El ID es el 45, el cual corresponde a Raclette Courdavault.

Código Pig


customers = load '/data/northwind/customers.csv' using PigStorage(',') as (
  customerid:chararray, companyname:chararray, contactname:chararray,
  contacttitle:chararray, address:chararray, city:chararray, 
  region:chararray, postalcode:chararray, country:chararray,
  phone:chararray, fax:chararray
);
employees = load '/data/northwind/employees.csv' using PigStorage(',') as (
  employeeid:int, lastname:chararray, firstname:chararray,
  title:chararray, titleofcourtesy:chararray, birthdate:chararray,
  hiredate:chararray, address:chararray, city:chararray, 
  region:chararray, postalcode:chararray, country:chararray, 
  homephone:chararray, extension:chararray, photo:chararray, 
  notes:chararray, reportsto:chararray, photopath:chararray
);
orderdetails = load '/data/northwind/order_details.csv' using PigStorage(',') as (
  orderid:int, productid:int, unitprice:float, quantity:int,
  discount:float
);
--- didn't implement as datetime due to data loss prevention :-)
orders = load '/data/northwind/orders.csv' using PigStorage(',') as (
  orderid:int, customerid:chararray, employeeid:int,
  orderdate:chararray, requireddate:chararray, shippeddate:chararray, 
  shipvia:int, freight:float, shipname:chararray,
  shipaddress:chararray, shipcity:chararray, shipregion:chararray,
  shippostalcode:chararray, shipcountry:chararray
);
products = load '/data/northwind/products.csv' using PigStorage(',') as (
  productid:int, productname:chararray, supplierid:int,
  categoryid:int, quantityperunit:chararray, unitprice:float,
  unitsinstock:int, unitsonorder:int, reorderlevel:int,
  discontinued:boolean
);

group_orders = group orderdetails by productid;
count_products = FOREACH group_orders GENERATE group as productid, COUNT($1) as n;
ranked = rank count_products by n DESC;
limited_rank = limit ranked 1;
out = JOIN products by productid, limited_rank by productid;
store out into '/tarea_4/ejercicio_a' USING org.apache.pig.piggybank.storage.CSVExcelStorage(',', 'NO_MULTILINE', 'UNIX', 'WRITE_OUTPUT_HEADER');

Output


products::productid,products::productname,products::supplierid,products::categoryid,products::quantityperunit,products::unitprice,products::unitsinstock,products::unitsonorder,products::reorderlevel,products::discontinued,limited_rank::rank_count_products,limited_rank::productid,limited_rank::n
59,Raclette Courdavault,28,4,5 kg pkg.,55.0,79,0,0,,1,59,54

Jobs

Ejercicio B

Con los datos de aerolíneas, vuelos y aeropuertos que se encuentran en el dropbox y utilizando Pig contesta las siguietnes preguntas:

Parte 1

  1. ¿Cuántos vuelos existen en el dataset cuyo aeropuerto destino sea el “Honolulu International Airport”?

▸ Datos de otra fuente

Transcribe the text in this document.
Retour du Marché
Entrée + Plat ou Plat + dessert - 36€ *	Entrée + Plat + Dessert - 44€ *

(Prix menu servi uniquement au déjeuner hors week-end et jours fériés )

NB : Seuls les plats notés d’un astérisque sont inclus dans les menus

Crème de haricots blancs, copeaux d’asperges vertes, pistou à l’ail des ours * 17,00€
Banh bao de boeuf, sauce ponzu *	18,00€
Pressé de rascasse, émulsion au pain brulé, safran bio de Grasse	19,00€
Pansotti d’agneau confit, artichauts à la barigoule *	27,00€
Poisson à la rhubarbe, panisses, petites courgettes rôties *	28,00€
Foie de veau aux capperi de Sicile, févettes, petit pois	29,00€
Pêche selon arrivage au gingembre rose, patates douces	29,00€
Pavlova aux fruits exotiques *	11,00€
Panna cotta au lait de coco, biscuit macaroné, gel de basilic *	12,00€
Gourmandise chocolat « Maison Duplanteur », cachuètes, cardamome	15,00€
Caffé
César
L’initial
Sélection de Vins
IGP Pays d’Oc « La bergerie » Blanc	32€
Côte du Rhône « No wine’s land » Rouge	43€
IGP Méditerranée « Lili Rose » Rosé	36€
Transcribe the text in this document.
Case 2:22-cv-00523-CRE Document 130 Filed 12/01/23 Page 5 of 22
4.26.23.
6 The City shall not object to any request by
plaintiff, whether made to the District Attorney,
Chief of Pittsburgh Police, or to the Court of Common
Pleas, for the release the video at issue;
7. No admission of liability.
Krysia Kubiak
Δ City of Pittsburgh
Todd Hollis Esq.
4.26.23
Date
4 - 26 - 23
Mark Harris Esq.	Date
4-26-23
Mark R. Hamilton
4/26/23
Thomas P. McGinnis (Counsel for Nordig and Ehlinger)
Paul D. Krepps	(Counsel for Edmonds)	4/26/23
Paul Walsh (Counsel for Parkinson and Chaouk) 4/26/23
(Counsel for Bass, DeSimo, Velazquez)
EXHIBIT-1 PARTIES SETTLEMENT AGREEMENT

Existen 43157 con destino a Honolulu International Airport (HNL).

Pig

flights = load '/data/flights/flights.csv' using PigStorage(',') as (
  year:int, month:int, day:int, day_of_week:int, 
  airline:chararray, flight_number:int, tail_number:chararray,
  origin_airport:chararray, destination_airport:chararray,
  scheduled_departure:int, departure_time:int,
  departure_delay:long, taxi_out:int, wheels_off:int,
  scheduled_time:int, elapsed_time:int, air_time:int,
  distance:int, wheels_on:int, taxi_in:int, 
  scheduled_arrival:int, arrival_time:int, arrival_delay:int,
  diverted:int, cancelled:int, cancellation_reason:chararray,
  air_system_delay:chararray, security_delay:chararray,
  airline_delay:chararray, late_aircraft_delay:chararray,
  weather_delay:chararray);
airports = load '/data/flights/airports.csv' using PigStorage(',') as (
  iata_code:chararray, airport:chararray, city:chararray,
  state:chararray, country:chararray,
  latitude:double, longitude:double);
airlines = load '/data/flights/airlines.csv' using PigStorage(',') as (
  iata_code:chararray, airline:chararray);

airlines_airport_arr = JOIN flights by destination_airport, airports by iata_code;
airlines_filter = FILTER airlines_airport_arr BY airport matches 'Honolulu International Airport';
airlines_group = GROUP airlines_filter BY airport;
airlines_count = FOREACH airlines_group GENERATE COUNT($1) AS n_flights, group, flatten(airlines_filter.iata_code) AS iata_code;
airlines_limit = LIMIT airlines_count 1;
store airlines_limit into '/tarea_4/ejercicio_b.1' USING org.apache.pig.piggybank.storage.CSVExcelStorage(',', 'NO_MULTILINE', 'UNIX', 'WRITE_OUTPUT_HEADER');
Output

n_flights,group,iata_code
43157,Honolulu International Airport,HNL
Jobs

Parte 2

  1. ¿Cuál es el vuelo con más retraso? ¿De qué aerolínea es?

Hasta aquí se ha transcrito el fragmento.